I stood in the middle of Tiananmen Square as I had so many times before last summer. It had been months since I’d visited the public square. Having settled into my zhongguo shenghuo (life in China) I’ve cut back on the sightseeing.

But this time I wasn’t alone– my mom and brother were with me, taking pictures of every building, person and structure. It reminded me of myself last summer – always photography everything, less I forget.

My mom, Mary Ruth, and brother, Michael, arrived in Beijing April 1 and spent the next 10 days – their Spring Break vacation-- seeing the sights of Beijing, and, more importantly, visiting me. My dad would be visiting over the summer, currently preoccupied with an annual fundraising event back home.

It had been roughly seven months since I’d seen them in person and I was anxious to show them Beijing and all the excitement associated with the Chinese capital.

The Forbidden City, Tiananmen Square, Summer Palace and, of course, the Great Wall were atop our agenda of sights to see. The weather was less than cooperative during our touring – cool when we wore light jackets and warm when we bundled up – but at least there were no sandstorms common this time of year in Beijing.

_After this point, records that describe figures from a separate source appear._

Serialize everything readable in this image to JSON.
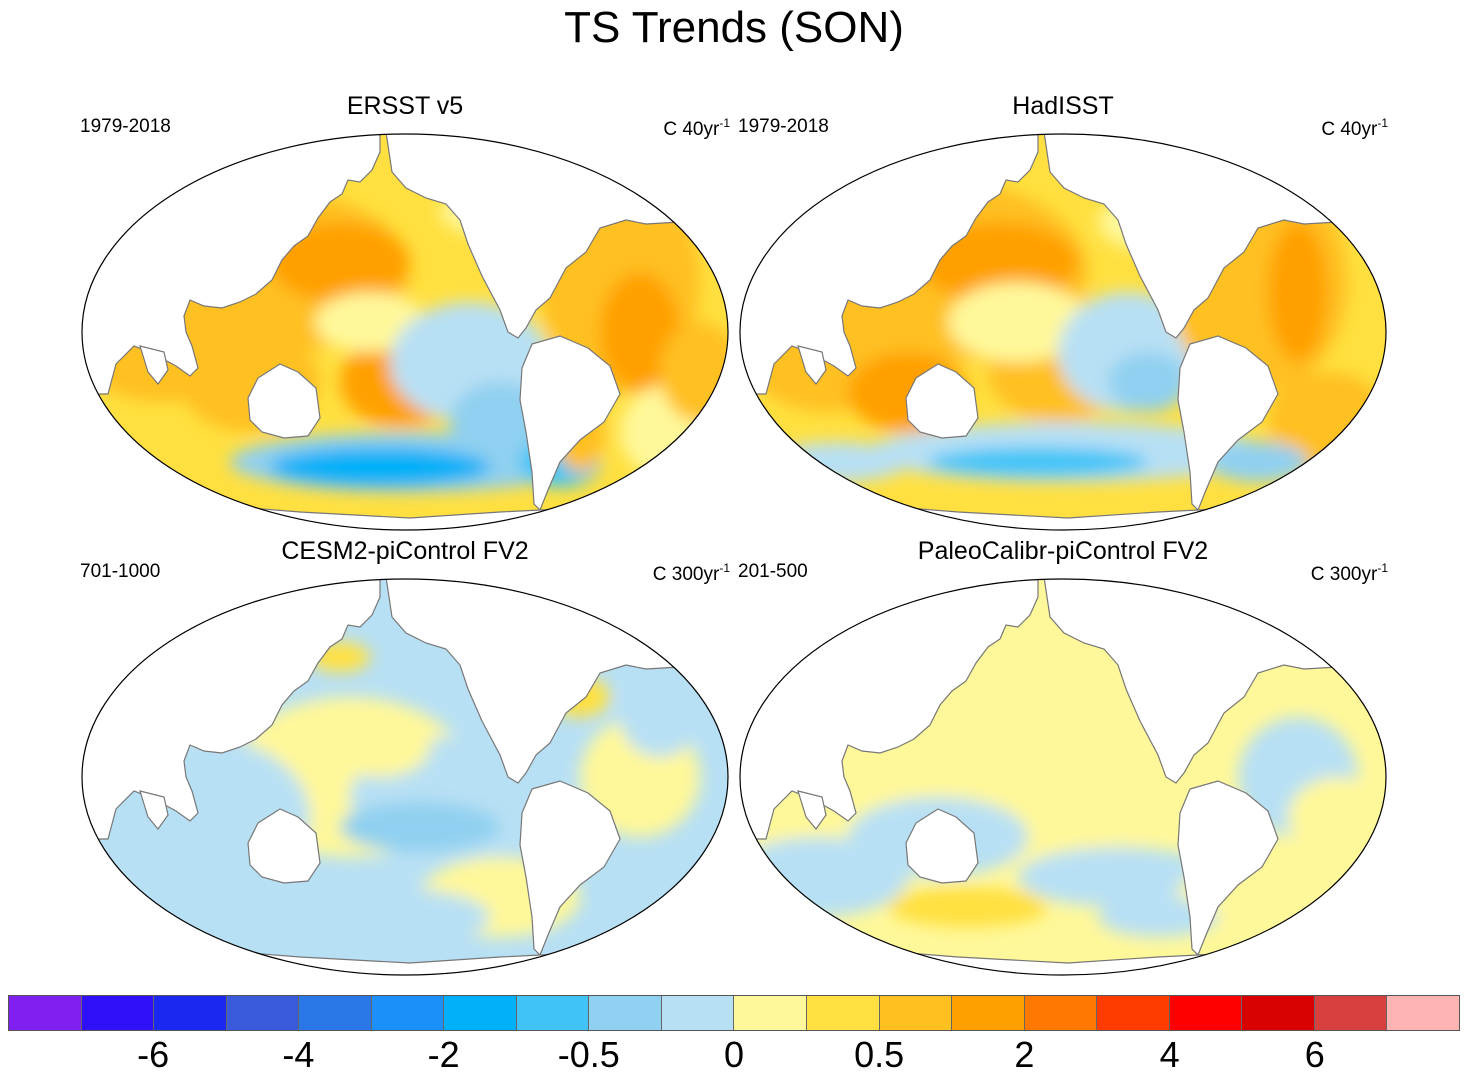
{
  "title": "TS Trends (SON)",
  "panels": [
    {
      "name": "ERSST v5",
      "period": "1979-2018",
      "units": "C 40yr",
      "units_exp": "-1",
      "style": "obs1"
    },
    {
      "name": "HadISST",
      "period": "1979-2018",
      "units": "C 40yr",
      "units_exp": "-1",
      "style": "obs2"
    },
    {
      "name": "CESM2-piControl FV2",
      "period": "701-1000",
      "units": "C 300yr",
      "units_exp": "-1",
      "style": "model1"
    },
    {
      "name": "PaleoCalibr-piControl FV2",
      "period": "201-500",
      "units": "C 300yr",
      "units_exp": "-1",
      "style": "model2"
    }
  ],
  "colorbar": {
    "colors": [
      "#8020f0",
      "#3010f8",
      "#1a28f0",
      "#3a5adc",
      "#2a78e8",
      "#1a90f8",
      "#00b0f8",
      "#40c4f8",
      "#90d0f0",
      "#b8e0f4",
      "#fff89a",
      "#ffe040",
      "#ffc020",
      "#ffa000",
      "#ff7800",
      "#ff3c00",
      "#ff0000",
      "#d80000",
      "#d84040",
      "#ffb4b4"
    ],
    "labels": [
      "-6",
      "-4",
      "-2",
      "-0.5",
      "0",
      "0.5",
      "2",
      "4",
      "6"
    ]
  }
}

While my mom was impressed with most of the sights, constantly stopping to take pictures of my brother and me in front of just about every building and monument, I couldn’t quite gauge my brother’s reaction to Beijing. Perhaps he didn’t realize the historical significance of Tiananmen Square or admire the grandeur of the Forbidden City as I had during my first visits. Mike’s not into history the way I am. But, without a doubt, I could tell he was awestruck by the Great Wall.

Having seen photos of my Great Wall adventure last summer – and taking special note of the treacherous terrain and damaged, ill-maintained wall – my mom requested we visit a different, tamer section. Mutianyu, a more “foreign friendly” and safe part of the wall, was more suitable.

As we approached the wall in the car we’d hired for the day, their cameras shot out. The Great Wall was barely visible on the mountaintops covered in a thick smoggy mist, yet they took photo after photo as I had when I first caught glance of the ancient wall during my July 2009 trip.

Mutianyu was split into two sections – a westward winding uphill path that led to a peak tower great for photos, and a calmer, gently rolling eastward path to a chairlift to the mountain’s base. Mike and I scaled the heights to the peak tower before meeting our mom and making the 1.4-mile walk to the section’s exit.

After we’d seen all the major sights, I decided it was time to introduce mom and Mike to Beijing’s bootleg shopping scene – the Silk Market. Earlier in the week, I took my brother to a local tailor to have a suit made, since I’d promised but failed to get him a fake Armani suit last summer. Having had a suit made for myself last fall, I decided a suit tailored for a Taylor was more appropriate. The price wasn’t bad either – 700 kuai (about $100).

Even so, Mike wanted to pick up a few other things – shoes, slacks and shirts to name a few.

He especially liked bargaining and the comments from the market vendors (“Hey sexy man, you want shirt? Jeans?”). After giving him a few bargaining pointers I set him free. While a bit slow, he eventually caught on and successfully bargained the price for two pairs of shoes down from 4500 kuai ($642) to about 350 ($50). He had the biggest grin on his face when the vendor agreed to his final price. He had played the bargaining game and won a really cool prize.

Mom wasn’t too keen on the bargaining process. “It’s too stressful. I’d rather just pay a set price,” she complained.

“You can pay set prices back home. This is why China is fun,” I said.

A few times I had to slap the calculator used during price negotiations out of my mom’s hands because her offer was close in price to what the vendors were asking. She, too, learned quickly.

Showing my mom and brother around brought back the excitement I’d felt during my first few months in China. I still enjoy living in Beijing, but I’ve grown so used to certain aspects of China that they all seem to mundane now. The visit from my mom and Mike renewed that joy, and brought the warm feelings I’ve always felt from being around my family.